Le VIB affirme que « Il est prévu que l’impact environnemental de cette introduction sera nul, puisque les peupliers GM ne vont pas fleurir et que tous les drageons qui naîtront des racines superficielles seront détruits ». Il est exact que les arbres plantés seront des clones femelles qui ne produiront pas de pollen. Il est probablement vrai aussi que si les arbres fleurissent, les chercheurs du VIB enlèveront les fleurs. Toutefois, l’impact environnemental de l’essai ne sera pas nul.

Le VIB ignore le fait que le but de la plantation d’essai est de développer des arbres GM pour produire de l’éthanol. Pour être commercialement viables, les plantations de peupliers GM devront couvrir de vastes étendues. Dans ce cas, la contamination génétique des variétés naturelles de peupliers, trembles et peupliers de Virginie sera inévitable.

Le VIB ne mentionne pas les effets des plantations industrielles d’arbres sur les communautés et leur environnement. Il ne considère pas non plus le fait que si l’on plante des arbres (ou tout autre produit agricole) pour fabriquer des agrocarburants, les conflits territoriaux vont augmenter. Pour ne pas détruire les forêts et les prairies (car cela libèrerait d’énormes quantités de carbone), les plantations d’arbres devront être établies dans les terres agricoles. Cela fera monter les prix des aliments, et poussera les entreprises et les agriculteurs à trouver de la terre ailleurs, y compris dans les forêts et les prairies. Deux articles récemment parus dans la revue Science montrent que tous les agrocarburants causent davantage d’émissions de gaz à effet de serre que les carburants conventionnels, une fois prises en compte les émissions découlant du défrichage de la terre et des opérations de fabrication.
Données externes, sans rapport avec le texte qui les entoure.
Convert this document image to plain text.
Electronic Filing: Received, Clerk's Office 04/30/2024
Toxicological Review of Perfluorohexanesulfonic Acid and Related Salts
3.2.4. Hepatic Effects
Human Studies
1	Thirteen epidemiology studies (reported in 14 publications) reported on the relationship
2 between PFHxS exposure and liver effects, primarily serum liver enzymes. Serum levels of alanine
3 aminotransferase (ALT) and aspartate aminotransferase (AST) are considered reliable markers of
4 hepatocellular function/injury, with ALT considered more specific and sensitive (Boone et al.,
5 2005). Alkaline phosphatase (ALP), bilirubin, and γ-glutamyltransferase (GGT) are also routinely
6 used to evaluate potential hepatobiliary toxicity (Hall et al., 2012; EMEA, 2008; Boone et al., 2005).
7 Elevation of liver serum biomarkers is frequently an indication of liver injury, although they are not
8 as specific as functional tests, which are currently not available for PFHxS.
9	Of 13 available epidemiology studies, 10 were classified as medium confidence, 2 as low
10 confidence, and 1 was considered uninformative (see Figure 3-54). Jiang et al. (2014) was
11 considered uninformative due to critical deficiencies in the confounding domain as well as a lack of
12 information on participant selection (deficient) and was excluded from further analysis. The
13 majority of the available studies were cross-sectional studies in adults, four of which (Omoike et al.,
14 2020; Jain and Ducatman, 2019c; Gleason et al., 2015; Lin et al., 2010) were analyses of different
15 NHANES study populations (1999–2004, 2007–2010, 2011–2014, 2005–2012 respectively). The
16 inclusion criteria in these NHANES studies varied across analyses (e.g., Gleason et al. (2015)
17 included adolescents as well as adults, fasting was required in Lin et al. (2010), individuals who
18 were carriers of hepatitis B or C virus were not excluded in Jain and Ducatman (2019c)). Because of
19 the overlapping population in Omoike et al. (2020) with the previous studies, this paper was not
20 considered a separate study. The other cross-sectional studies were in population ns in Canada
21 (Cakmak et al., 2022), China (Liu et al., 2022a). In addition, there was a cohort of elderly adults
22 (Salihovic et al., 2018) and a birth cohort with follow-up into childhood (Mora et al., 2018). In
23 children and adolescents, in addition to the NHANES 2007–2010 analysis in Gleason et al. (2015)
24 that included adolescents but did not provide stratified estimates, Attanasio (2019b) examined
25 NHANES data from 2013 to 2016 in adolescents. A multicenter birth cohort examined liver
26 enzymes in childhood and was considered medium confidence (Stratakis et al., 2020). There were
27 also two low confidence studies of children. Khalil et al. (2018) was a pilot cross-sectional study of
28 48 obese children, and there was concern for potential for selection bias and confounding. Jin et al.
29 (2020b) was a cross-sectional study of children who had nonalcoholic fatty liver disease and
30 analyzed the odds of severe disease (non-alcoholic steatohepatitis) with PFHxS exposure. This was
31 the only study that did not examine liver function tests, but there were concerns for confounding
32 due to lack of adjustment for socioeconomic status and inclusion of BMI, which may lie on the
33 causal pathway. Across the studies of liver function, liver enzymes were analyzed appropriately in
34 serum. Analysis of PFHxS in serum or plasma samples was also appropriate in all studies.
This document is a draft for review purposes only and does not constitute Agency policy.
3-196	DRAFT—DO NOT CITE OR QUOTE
Ceux qui proposent les agrocarburants et les arbres GM comme solution au changement climatique sont souvent des scientifiques qui y trouvent des avantages pour leurs recherches. « La biomasse est une ressource abondante, renouvelable et neutre en carbone pour la production de bioénergie et de biomatériels et, en l’utilisant davantage, on pourrait satisfaire plusieurs besoins sociaux », dit un article publié dans la revue Science en janvier 2006. Ce qui manque dans les affirmations de ce genre est la comparaison des agrocarburants avec, par exemple, la production à grande échelle d’énergie solaire et éolienne combinée avec des câbles de courant continu haute tension et des cellules de carburant d’hydrogène. Ces technologies peuvent être utilisées immédiatement et elles réduiraient radicalement les émissions de gaz à effet de serre. Les arbres GM, non.